Handling embeddings is something every machine learning engineer who has worked on computer vision or natural language processing has done.

If you are one of them, the following observations won’t come as a surprise, and we are sorry to bring these memories back. If you are yet to work with embeddings, consider yourself lucky, and use this as a warning of what lies ahead.

During experimentation, it’s easy to get lost in how datasets were built, what models were used, and what the results were; tracking is messy. Once you have a good result, you need to start iterating, tuning, and refining until you get a better version.

But, how can you be sure an embedding is better than another one? If you are lucky, you can use metadata such as classes and tags, then search for the nearest neighbors and check whether they share the same class or tag.

Unfortunately, even in these cases, the computations required are expensive and complex to implement.
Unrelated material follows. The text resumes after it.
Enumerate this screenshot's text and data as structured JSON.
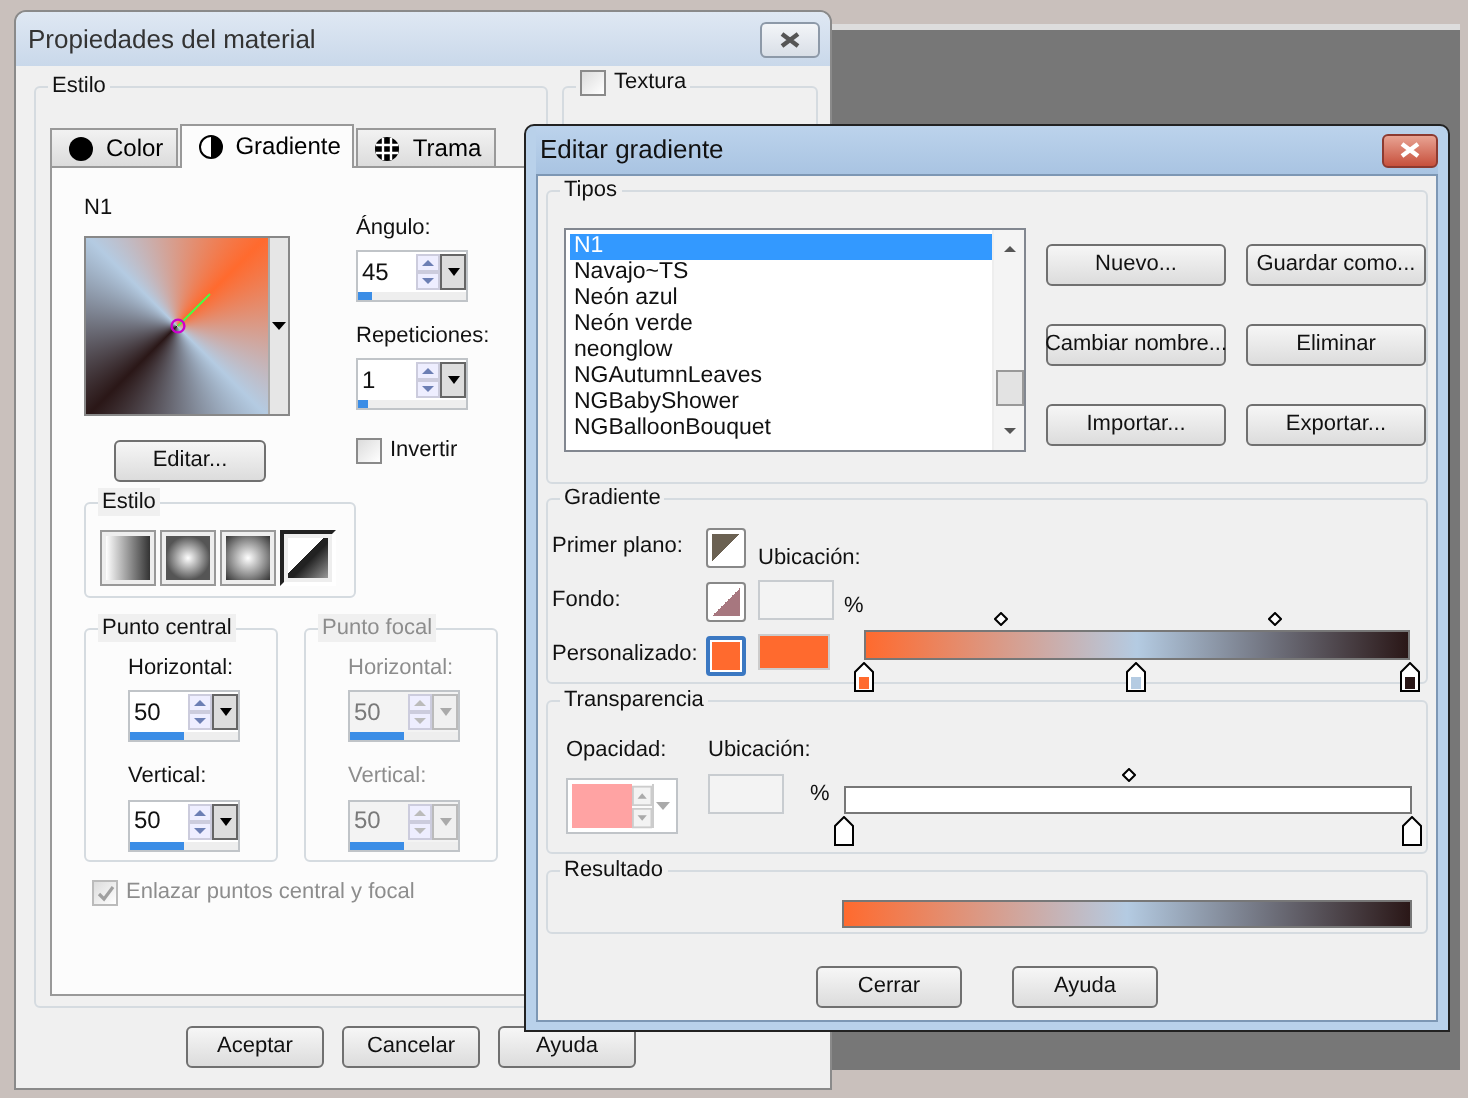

If you were to build visualizations and more sophisticated comparison techniques to get a robust evaluation, this investment would become far more significant.
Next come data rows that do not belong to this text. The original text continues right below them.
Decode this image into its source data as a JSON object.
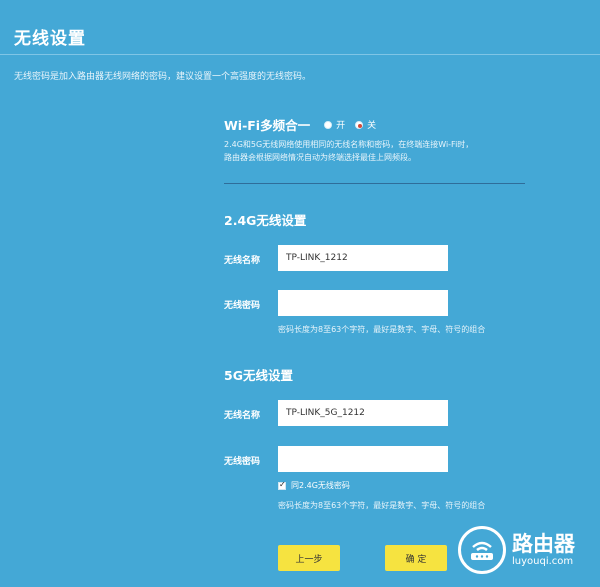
{
  "header": {
    "title": "无线设置",
    "intro": "无线密码是加入路由器无线网络的密码，建议设置一个高强度的无线密码。"
  },
  "wifi_multi": {
    "label": "Wi-Fi多频合一",
    "option_on": "开",
    "option_off": "关",
    "selected": "关",
    "description_line1": "2.4G和5G无线网络使用相同的无线名称和密码，在终端连接Wi-Fi时，",
    "description_line2": "路由器会根据网络情况自动为终端选择最佳上网频段。"
  },
  "band_24g": {
    "title": "2.4G无线设置",
    "ssid_label": "无线名称",
    "ssid_value": "TP-LINK_1212",
    "password_label": "无线密码",
    "password_value": "",
    "password_hint": "密码长度为8至63个字符，最好是数字、字母、符号的组合"
  },
  "band_5g": {
    "title": "5G无线设置",
    "ssid_label": "无线名称",
    "ssid_value": "TP-LINK_5G_1212",
    "password_label": "无线密码",
    "password_value": "",
    "same_password_label": "同2.4G无线密码",
    "same_password_checked": true,
    "password_hint": "密码长度为8至63个字符，最好是数字、字母、符号的组合"
  },
  "buttons": {
    "prev_label": "上一步",
    "confirm_label": "确 定"
  },
  "watermark": {
    "name": "路由器",
    "domain": "luyouqi.com"
  },
  "colors": {
    "background": "#44a8d6",
    "button": "#f6e340",
    "radio_selected": "#d24a3a"
  }
}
At Pento, we had to deal with challenges like these repeatedly. After a while, we got the hang of it and decided to encapsulate our tools in a single place. That is how Vectory was born, and we have been using it internally for a while now.

As we got new challenges, we were able to iterate it and expand its functionalities. There is still a lot of room for improvement and new features. Still, it is important for us to make it accessible to everyone and hopefully make the process of working with embeddings less tedious.

Working with Vectory you will be able to:

  • Track embedding spaces, as well as all the datasets and experiments associated
  • Compare any two embedding spaces of your choice using quantitative and qualitative methods.
  • Visualize embeddings to observe clusters and outliers, and get a better sense of data.

Vectory is a tool made for and by machine learning engineers who want a light and easy way to track and compare embeddings. Let’s go over what makes Vectory, Vectory:

  • Easy: Just load your data and take advantage of its features, including a visualization Streamlit app.
  • Big dataset? No problem: Vectory uses Elasticsearch (a high-performance search engine) to index your embeddings in order to handle large amounts of data.
  • Fast: Elasticsearch speeds up the computing of the algorithms you need.
  • Real applications: We actually came up with and created Vectory because we needed it on some of our own projects. Vectory is beneficial not only for tracking and visualization but also for similarity searches, comparing spaces, and so on!
  • Robust: it is thoroughly tested, and we aim to support it as much as possible, continuing its development and solving issues as they arise.

How to use Vectory

First of all, these are the three main concepts of Vectory: datasets, experiments, and embedding spaces.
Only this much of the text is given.